The Chinese government maintains that the benefits to the Pakistanis are significant. Hé Xùpíng 何绪平, the general manager of MCC, said in a January press release that the has spent hundreds of thousands of dollars to provide clean water to the area, as well as arranging free electricity and improvements to schools.
However, Kazim Baloch, a political activist in Chagai told The China Project that the area still has “features of the medieval era”.
“Mud houses, muddy and unpaved roads, a lack of potable water, poverty, deprivation, underdevelopment and backwardness still rule,” said Baloch.
However, a spokesman for the Pakistani side of the business emphasized its corporate social responsibility objectives, including better education and health facilities, more employment and flood responses. The official, speaking on condition of anonymity, told The China Project that the mine has created more than 2,000 jobs and has helped to pay for a hospital which uses ultrasound, X-ray machines and other advanced equipment. “More than ten thousand people visit the facility for checkups, diagnosis or treatment each year,” he said.
The mine creates jobs but are they good ones?
Akbar Notezai, an investigative journalist from Chagai associated with Pakistan’s leading media group Dawn recently published a report which said that the jobs created for local people are “menial” and the overall situation in the region is “pitiable.”
“Despite extracting gold and copper for two decades, why has the administration not yet constructed a metalled road? There are roads that lead to the company’s sites, but many villages are left without any roads.” Notezai told The China Project.
We also spoke to a lawmaker from Chagai who is sceptical about the claims made by the mine’s managers. Mir Arif Jan Muhammed Hasni, a member of the Balochistan Assembly, said: “So what if the company has set up a school, a hospital and provided electricity to a few thousand people in the vicinity of its project? NGOs have long been doing such things in far-flung areas of the province. This company has earned billions of dollars in the past twenty years, yet it has failed to reshape the socio-economic landscape of our region.”
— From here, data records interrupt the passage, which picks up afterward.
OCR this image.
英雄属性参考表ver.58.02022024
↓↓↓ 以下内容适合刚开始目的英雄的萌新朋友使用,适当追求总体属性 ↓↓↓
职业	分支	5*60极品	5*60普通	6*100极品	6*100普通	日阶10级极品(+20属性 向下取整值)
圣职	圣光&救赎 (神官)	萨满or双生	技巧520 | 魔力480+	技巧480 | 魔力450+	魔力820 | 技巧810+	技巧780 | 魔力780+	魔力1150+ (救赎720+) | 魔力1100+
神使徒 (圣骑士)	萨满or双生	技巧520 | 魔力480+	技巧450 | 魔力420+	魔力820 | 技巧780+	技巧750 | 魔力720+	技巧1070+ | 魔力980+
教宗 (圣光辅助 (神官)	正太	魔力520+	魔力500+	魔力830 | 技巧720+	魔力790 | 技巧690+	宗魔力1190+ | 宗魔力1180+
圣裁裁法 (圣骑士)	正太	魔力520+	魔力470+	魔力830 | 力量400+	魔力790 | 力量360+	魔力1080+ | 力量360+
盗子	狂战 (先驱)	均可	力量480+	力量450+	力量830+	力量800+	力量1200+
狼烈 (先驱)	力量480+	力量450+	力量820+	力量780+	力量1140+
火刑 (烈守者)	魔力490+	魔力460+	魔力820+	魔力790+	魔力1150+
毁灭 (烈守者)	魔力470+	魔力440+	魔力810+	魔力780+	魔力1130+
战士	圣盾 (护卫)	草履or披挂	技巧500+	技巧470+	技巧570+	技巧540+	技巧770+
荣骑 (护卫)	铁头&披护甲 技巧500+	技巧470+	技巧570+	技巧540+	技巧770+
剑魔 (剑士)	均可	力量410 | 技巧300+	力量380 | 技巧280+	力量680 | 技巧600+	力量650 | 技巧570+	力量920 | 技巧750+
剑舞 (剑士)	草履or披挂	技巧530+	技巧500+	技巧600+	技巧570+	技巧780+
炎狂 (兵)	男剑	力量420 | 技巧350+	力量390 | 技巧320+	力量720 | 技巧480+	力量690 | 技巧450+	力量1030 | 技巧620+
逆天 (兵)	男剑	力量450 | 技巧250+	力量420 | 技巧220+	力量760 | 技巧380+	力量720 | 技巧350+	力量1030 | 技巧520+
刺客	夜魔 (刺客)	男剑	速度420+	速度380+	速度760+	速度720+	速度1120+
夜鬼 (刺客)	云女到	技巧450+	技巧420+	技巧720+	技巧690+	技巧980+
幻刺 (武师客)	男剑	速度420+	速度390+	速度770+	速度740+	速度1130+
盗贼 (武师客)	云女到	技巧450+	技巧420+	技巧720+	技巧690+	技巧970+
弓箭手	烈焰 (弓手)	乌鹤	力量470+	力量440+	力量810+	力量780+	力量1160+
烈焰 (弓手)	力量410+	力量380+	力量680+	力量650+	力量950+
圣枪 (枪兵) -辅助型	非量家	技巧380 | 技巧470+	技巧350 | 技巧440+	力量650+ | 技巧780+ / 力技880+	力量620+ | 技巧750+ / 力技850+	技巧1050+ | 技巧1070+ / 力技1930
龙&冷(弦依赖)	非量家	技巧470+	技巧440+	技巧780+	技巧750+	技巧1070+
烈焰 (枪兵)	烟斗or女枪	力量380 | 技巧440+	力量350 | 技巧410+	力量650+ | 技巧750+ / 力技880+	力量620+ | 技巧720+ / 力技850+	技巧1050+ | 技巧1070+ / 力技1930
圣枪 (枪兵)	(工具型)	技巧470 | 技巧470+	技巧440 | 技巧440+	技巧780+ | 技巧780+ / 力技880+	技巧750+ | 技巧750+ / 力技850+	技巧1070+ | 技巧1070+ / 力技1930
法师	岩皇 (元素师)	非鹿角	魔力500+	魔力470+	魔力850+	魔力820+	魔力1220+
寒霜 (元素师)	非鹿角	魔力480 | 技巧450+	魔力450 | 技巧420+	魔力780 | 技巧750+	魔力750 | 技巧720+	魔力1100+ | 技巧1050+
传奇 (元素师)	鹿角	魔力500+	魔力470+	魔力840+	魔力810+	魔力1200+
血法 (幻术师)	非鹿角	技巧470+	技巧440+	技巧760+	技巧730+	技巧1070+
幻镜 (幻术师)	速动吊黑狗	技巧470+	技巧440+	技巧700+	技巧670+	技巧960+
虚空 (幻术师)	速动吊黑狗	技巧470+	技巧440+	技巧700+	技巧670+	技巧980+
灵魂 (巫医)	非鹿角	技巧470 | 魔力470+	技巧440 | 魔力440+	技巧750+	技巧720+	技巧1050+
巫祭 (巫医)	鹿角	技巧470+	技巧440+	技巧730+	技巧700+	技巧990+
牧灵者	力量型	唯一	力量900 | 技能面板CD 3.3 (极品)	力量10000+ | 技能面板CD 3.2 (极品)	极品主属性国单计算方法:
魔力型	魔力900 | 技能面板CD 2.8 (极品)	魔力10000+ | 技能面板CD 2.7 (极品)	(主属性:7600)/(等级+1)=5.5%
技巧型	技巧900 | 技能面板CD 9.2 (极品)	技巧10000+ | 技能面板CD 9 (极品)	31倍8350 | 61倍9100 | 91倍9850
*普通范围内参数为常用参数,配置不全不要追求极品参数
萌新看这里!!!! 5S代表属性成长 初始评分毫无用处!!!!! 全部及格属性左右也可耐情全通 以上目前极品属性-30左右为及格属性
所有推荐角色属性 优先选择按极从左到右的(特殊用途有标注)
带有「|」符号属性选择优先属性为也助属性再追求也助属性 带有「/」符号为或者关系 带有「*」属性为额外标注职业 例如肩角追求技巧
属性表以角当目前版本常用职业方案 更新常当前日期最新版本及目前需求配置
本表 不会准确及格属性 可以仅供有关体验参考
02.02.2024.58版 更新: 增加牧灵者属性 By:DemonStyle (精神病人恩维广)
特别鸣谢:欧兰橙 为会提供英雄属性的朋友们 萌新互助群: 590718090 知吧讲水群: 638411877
Hasni says the hospital cannot deal with emergency cases and has no ambulance service. Other people claim that as there is no female doctor, women are reluctant to use its facilities.
A councilor from Saindak, Mir Asif Khan Musazai, spoke to The China Project about his concerns for the future: “Yes, they have established a school and a hospital and they provide free electricity and drinking water to the villages adjacent to the mine but these facilities are only offered on a temporary basis. Once the Chinese return home, the school and the hospital could be closed and the electricity and water supply may be discontinued,” he said.
Some armed groups want to drive China from the region
Activists regard it as unjust that Balochistan Province only receives less than 6% of the profits. “The province wants to decide on investment and it does not accept that the national government should have a say on the natural resources without the will of the people of Balochistan,” said Jan Muhammed Baloch, a political analyst.
He pointed out that separatist groups are waging war against the state for an independent Balochistan, and want to force the Chinese out of the province. Baloch says the national government cannot accept such a demand, given the close political ties between China and Pakistan.
In the long term, people wonder what will happen when copper and gold are all removed from the earth. Will they be left with just a hole in the ground? Or will they be able to point to a significant improvement in the region’s standard of living?